BeautifulSoup sports scraper gives back empty list

I am trying to scrape the results of tennis matches from this website using Python's BeautifulSoup. I have tried a lot of things but I always get back an empty list. Is there an obvious mistake I am making? There are multiple instances of this class on the website when I inspect it, but it does not seem to find it.
import requests
from bs4 import BeautifulSoup
url = 'https://www.flashscore.com/tennis/atp-singles/french-open/results/'
page = requests.get(url)
soup = BeautifulSoup(page.content, 'html.parser')
match_container = soup.find_all('div', class_='event__match event__match--static event__match--last event__match--twoLine')
print(match_container)
Results table is loaded via javascript and BeautifulSoup does not find it, because it's not loaded yet at the moment of parsing. To solve this problem you'll need to use selenium.
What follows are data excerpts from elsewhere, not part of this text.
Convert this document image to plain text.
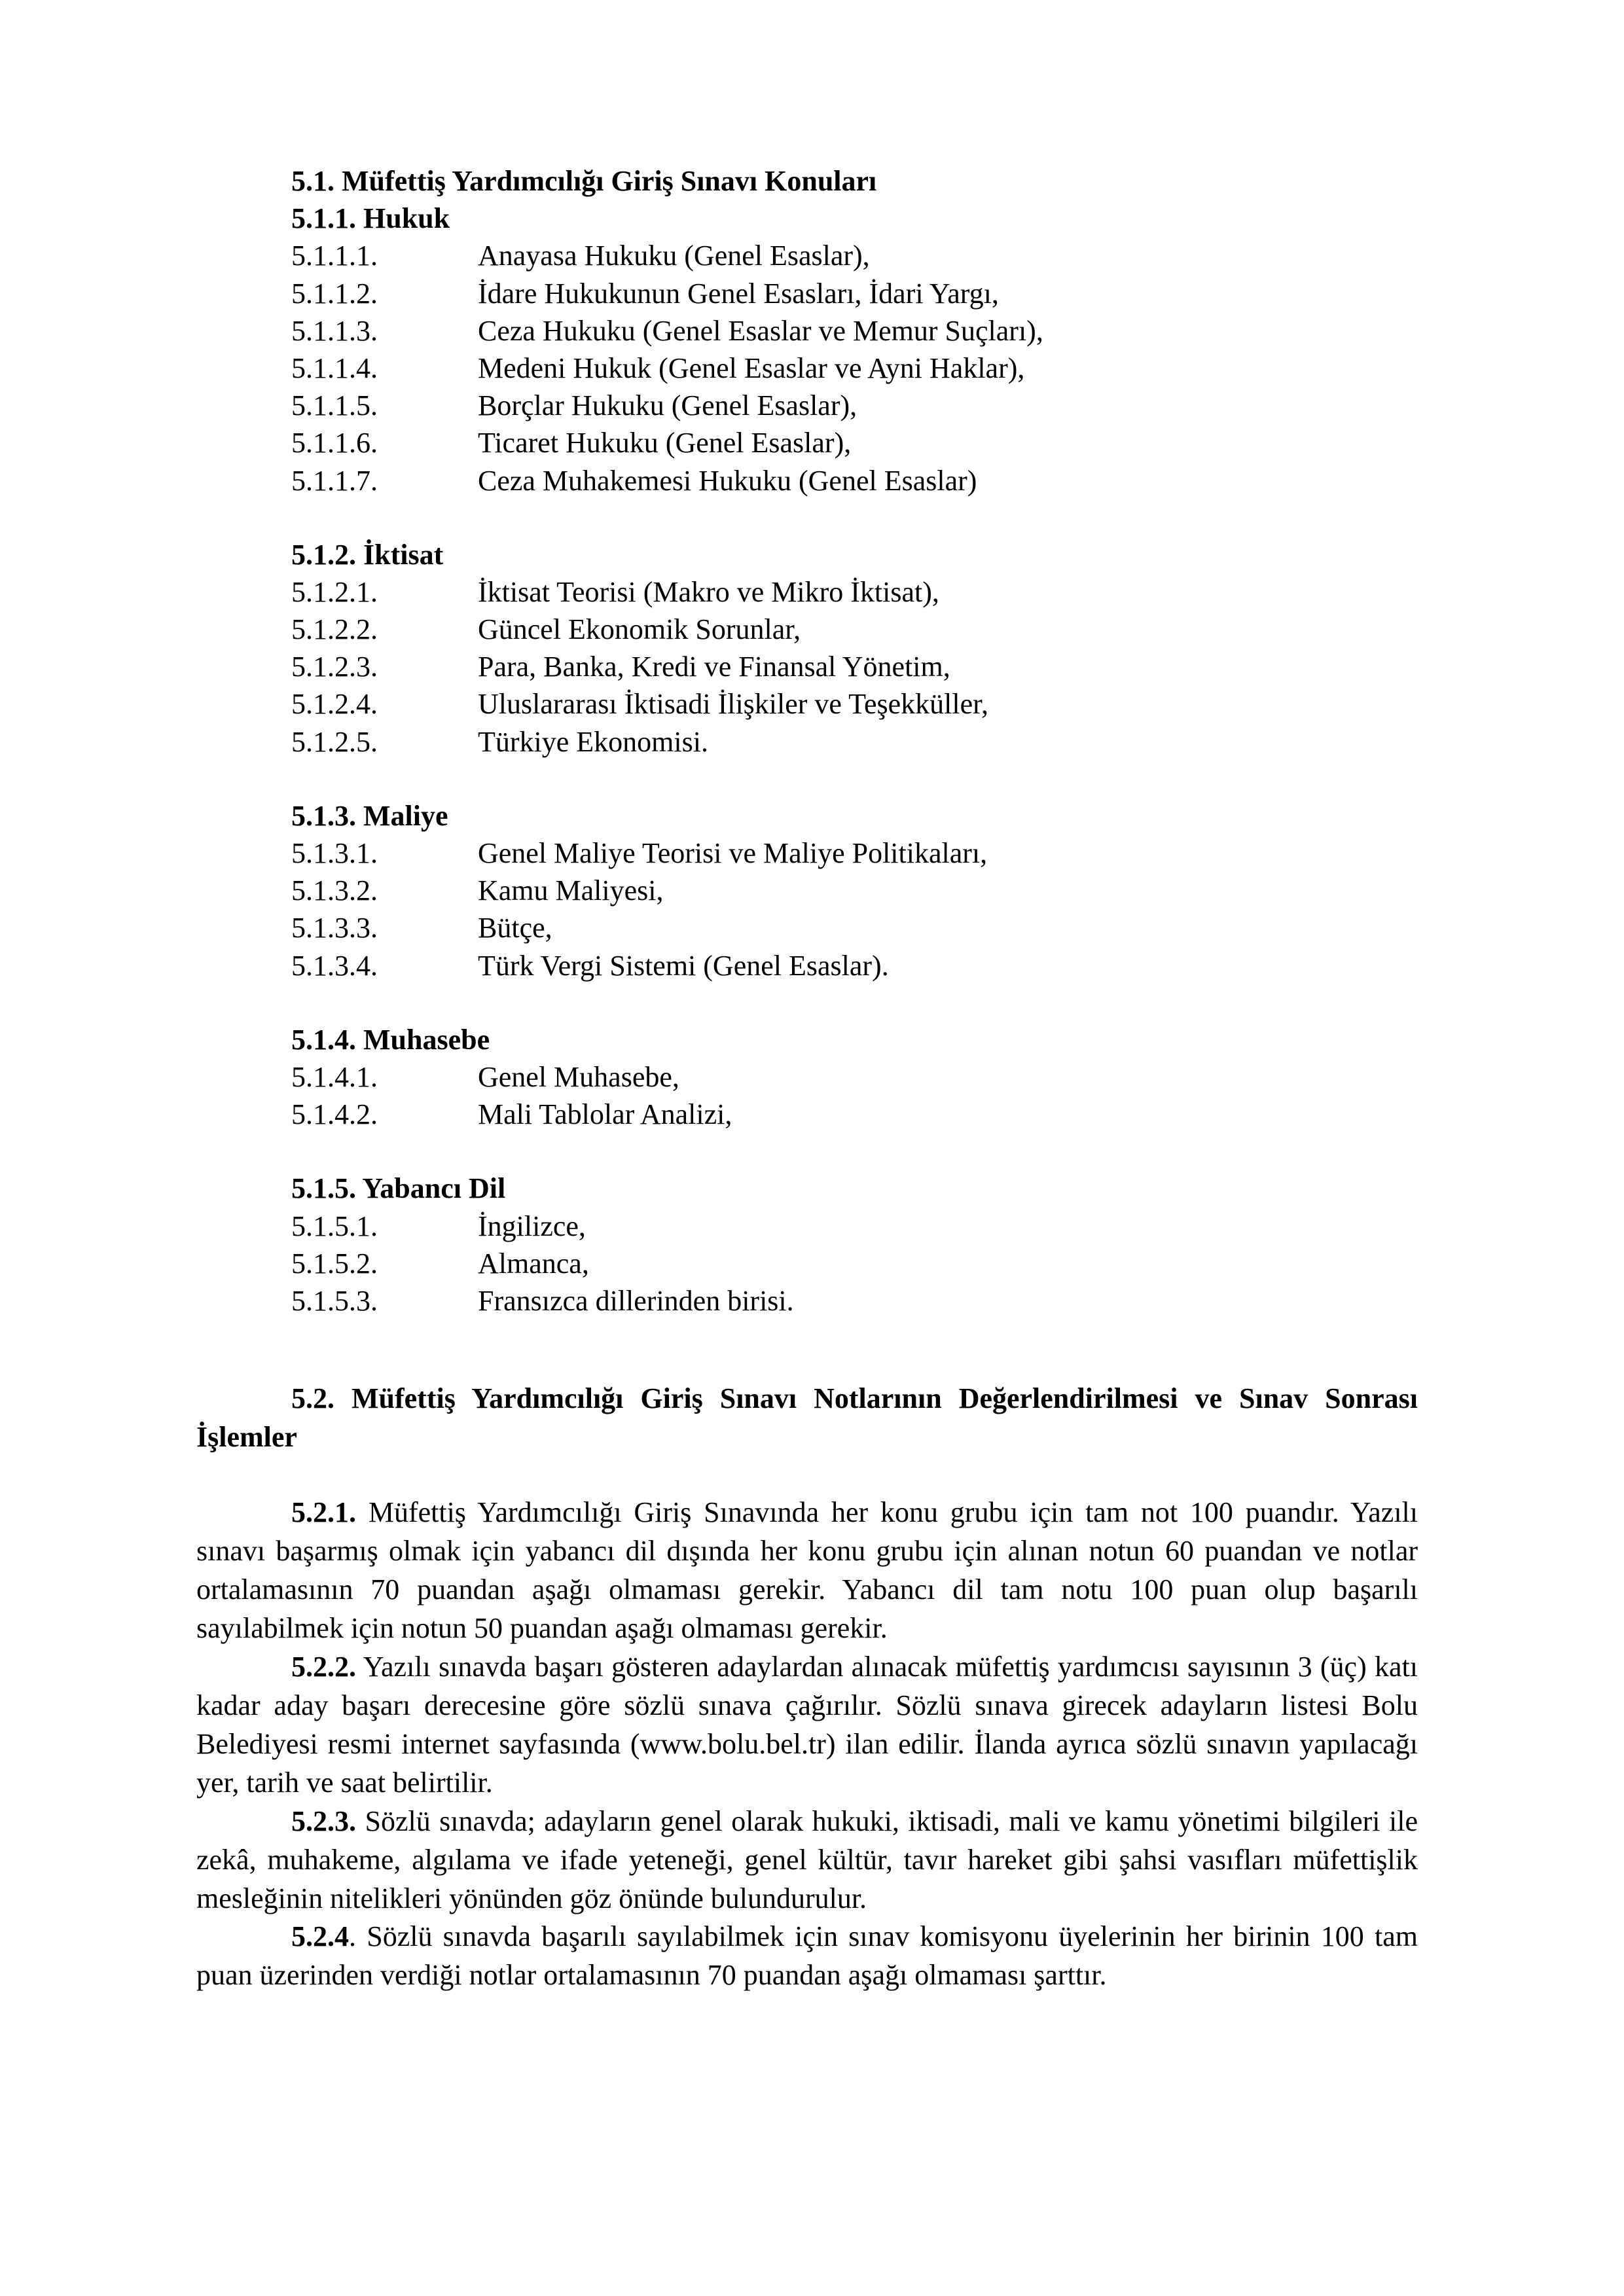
5.1. Müfettiş Yardımcılığı Giriş Sınavı Konuları
5.1.1. Hukuk
5.1.1.1.	Anayasa Hukuku (Genel Esaslar),
5.1.1.2.	İdare Hukukunun Genel Esasları, İdari Yargı,
5.1.1.3.	Ceza Hukuku (Genel Esaslar ve Memur Suçları),
5.1.1.4.	Medeni Hukuk (Genel Esaslar ve Ayni Haklar),
5.1.1.5.	Borçlar Hukuku (Genel Esaslar),
5.1.1.6.	Ticaret Hukuku (Genel Esaslar),
5.1.1.7.	Ceza Muhakemesi Hukuku (Genel Esaslar)
5.1.2. İktisat
5.1.2.1.	İktisat Teorisi (Makro ve Mikro İktisat),
5.1.2.2.	Güncel Ekonomik Sorunlar,
5.1.2.3.	Para, Banka, Kredi ve Finansal Yönetim,
5.1.2.4.	Uluslararası İktisadi İlişkiler ve Teşekküller,
5.1.2.5.	Türkiye Ekonomisi.
5.1.3. Maliye
5.1.3.1.	Genel Maliye Teorisi ve Maliye Politikaları,
5.1.3.2.	Kamu Maliyesi,
5.1.3.3.	Bütçe,
5.1.3.4.	Türk Vergi Sistemi (Genel Esaslar).
5.1.4. Muhasebe
5.1.4.1.	Genel Muhasebe,
5.1.4.2.	Mali Tablolar Analizi,
5.1.5. Yabancı Dil
5.1.5.1.	İngilizce,
5.1.5.2.	Almanca,
5.1.5.3.	Fransızca dillerinden birisi.
5.2. Müfettiş Yardımcılığı Giriş Sınavı Notlarının Değerlendirilmesi ve Sınav Sonrası İşlemler

5.2.1. Müfettiş Yardımcılığı Giriş Sınavında her konu grubu için tam not 100 puandır. Yazılı sınavı başarmış olmak için yabancı dil dışında her konu grubu için alınan notun 60 puandan ve notlar ortalamasının 70 puandan aşağı olmaması gerekir. Yabancı dil tam notu 100 puan olup başarılı sayılabilmek için notun 50 puandan aşağı olmaması gerekir.

5.2.2. Yazılı sınavda başarı gösteren adaylardan alınacak müfettiş yardımcısı sayısının 3 (üç) katı kadar aday başarı derecesine göre sözlü sınava çağırılır. Sözlü sınava girecek adayların listesi Bolu Belediyesi resmi internet sayfasında (www.bolu.bel.tr) ilan edilir. İlanda ayrıca sözlü sınavın yapılacağı yer, tarih ve saat belirtilir.

5.2.3. Sözlü sınavda; adayların genel olarak hukuki, iktisadi, mali ve kamu yönetimi bilgileri ile zekâ, muhakeme, algılama ve ifade yeteneği, genel kültür, tavır hareket gibi şahsi vasıfları müfettişlik mesleğinin nitelikleri yönünden göz önünde bulundurulur.

5.2.4. Sözlü sınavda başarılı sayılabilmek için sınav komisyonu üyelerinin her birinin 100 tam puan üzerinden verdiği notlar ortalamasının 70 puandan aşağı olmaması şarttır.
Here is link for chromedriver.
from selenium import webdriver
from bs4 import BeautifulSoup
from selenium.webdriver.support import expected_conditions as EC
from selenium.webdriver.common.by import By
from selenium.webdriver.support.ui import WebDriverWait
chrome_options = webdriver.ChromeOptions()
chrome_options.add_argument('--headless')
chrome_options.add_argument('--no-sandbox')
chrome_options.add_argument('--disable-dev-shm-usage')
wd = webdriver.Chrome('<PATH_TO_CHROMEDRIVER>',chrome_options=chrome_options)
# load page via selenium
wd.get("https://www.flashscore.com/tennis/atp-singles/french-open/results/")
# wait 5 seconds until results table will be loaded
table = WebDriverWait(wd, 5).until(EC.presence_of_element_located((By.ID, 'live-table')))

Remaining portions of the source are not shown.